The industry faces some key challenges during the next decade and beyond. Suppliers must design and develop more complex parts and systems, with higher technology content, in shorter lead times, and at a competitive cost; as well as upgrade production capabilities to meet growing demands.
Aircraft manufacturer forecasts suggest that global demand for new aircraft in the next 20 years will reach nearly 40,000 units, an increase of over 20 per cent compared to the 1993 to 2013 period. Only around 15,000 of the new aircraft will replace existing planes; the rest will be needed for traffic growth.
Current large commercial aircraft programmes are meeting this demand, and existing programmes at Airbus and Boeing are expected to last until 2030. This ensures a strong market demand and a high throughput rate for the supply chain, evidence of this comes from the production rates for the A320 and the Boeing 737 that have exceeded 40 aircraft a month.
To address the challenges the tiered supply chain must adopt manufacturing excellence initiatives to support the ramp-up in production and to reduce direct and indirect costs via lean initiatives. These initiatives aim to smooth production flows through more automation, limiting workforce variations.

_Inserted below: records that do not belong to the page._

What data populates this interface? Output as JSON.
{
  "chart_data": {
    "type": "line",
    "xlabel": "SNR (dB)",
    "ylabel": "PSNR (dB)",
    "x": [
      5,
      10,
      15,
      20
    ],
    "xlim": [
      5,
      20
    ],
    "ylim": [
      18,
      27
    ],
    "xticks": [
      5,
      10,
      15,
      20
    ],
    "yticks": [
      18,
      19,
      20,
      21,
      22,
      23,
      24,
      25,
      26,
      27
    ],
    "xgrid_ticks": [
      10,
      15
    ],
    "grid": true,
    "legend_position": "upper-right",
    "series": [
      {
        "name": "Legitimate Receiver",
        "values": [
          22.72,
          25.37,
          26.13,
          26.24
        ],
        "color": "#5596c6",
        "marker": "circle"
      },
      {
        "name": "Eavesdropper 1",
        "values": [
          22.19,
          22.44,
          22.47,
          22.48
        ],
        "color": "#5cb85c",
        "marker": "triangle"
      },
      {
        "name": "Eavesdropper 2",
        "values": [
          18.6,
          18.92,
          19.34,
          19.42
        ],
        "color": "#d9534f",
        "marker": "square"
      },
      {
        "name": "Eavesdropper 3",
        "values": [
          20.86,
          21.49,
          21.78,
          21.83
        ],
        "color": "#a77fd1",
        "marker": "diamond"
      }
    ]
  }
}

Suppliers that have implemented these kinds of initiatives have reached new levels of on-time delivery, nearing 96 to 97 per cent. Now, the challenge is for them to maintain this level while increasing volume as demand grows for original equipment and aftersales markets.
Securing the supply chain is a key priority as the aerospace industry face these new challenges. To ensure survival, suppliers need to take significant measures to manage growth and cope with accelerating production ramp-up, while integrating new technologies such as composites, electrification, and new generation engines. There is also a need to boost innovation capacities to support OEMs in their efforts to reduce fuel consumption by 50 per cent in the mid-term.
Aimed primarily at precision engineering companies involved with the production of aero structure components 'Essentials for Excellence in Aerospace Manufacturing' is a collaborative one-day conference that has been developed to address the challenges faced by manufacturers within the industry. Organised by CGTech and TTL, the conference will be held between 9.30am and 3.30pm at the Manufacturing Technology Centre (MTC), Coventry, on Thursday, 26th November 2015. Register here.
Illustrating an end-to-end programming and verification process the presentations by CGTech, Siemens PLM and TTL will highlight reducing the lead-time required for installing machine turnkeys by using virtual simulation to prove the technology; component optimisation with the efficient reprogramming of parts already in production to take advantage of the latest machine performance and capability, as well as reducing time with knowledge re-use.
Reinforcing the importance of this collaboration is guest speaker, Mark Heyman, MSc MIET, Chief of Manufacturing Engineering - CAM and Shop Floor Systems, Rolls-Royce. Giving an overview of Rolls-Royce's business and the company's manufacturing global footprint specific to CAM, Mark will highlight the use of NX CAM at Rolls-Royce, the VERICUT timeline and a real business case study looking at before and after the introduction of the VERICUT to Siemens NX interface.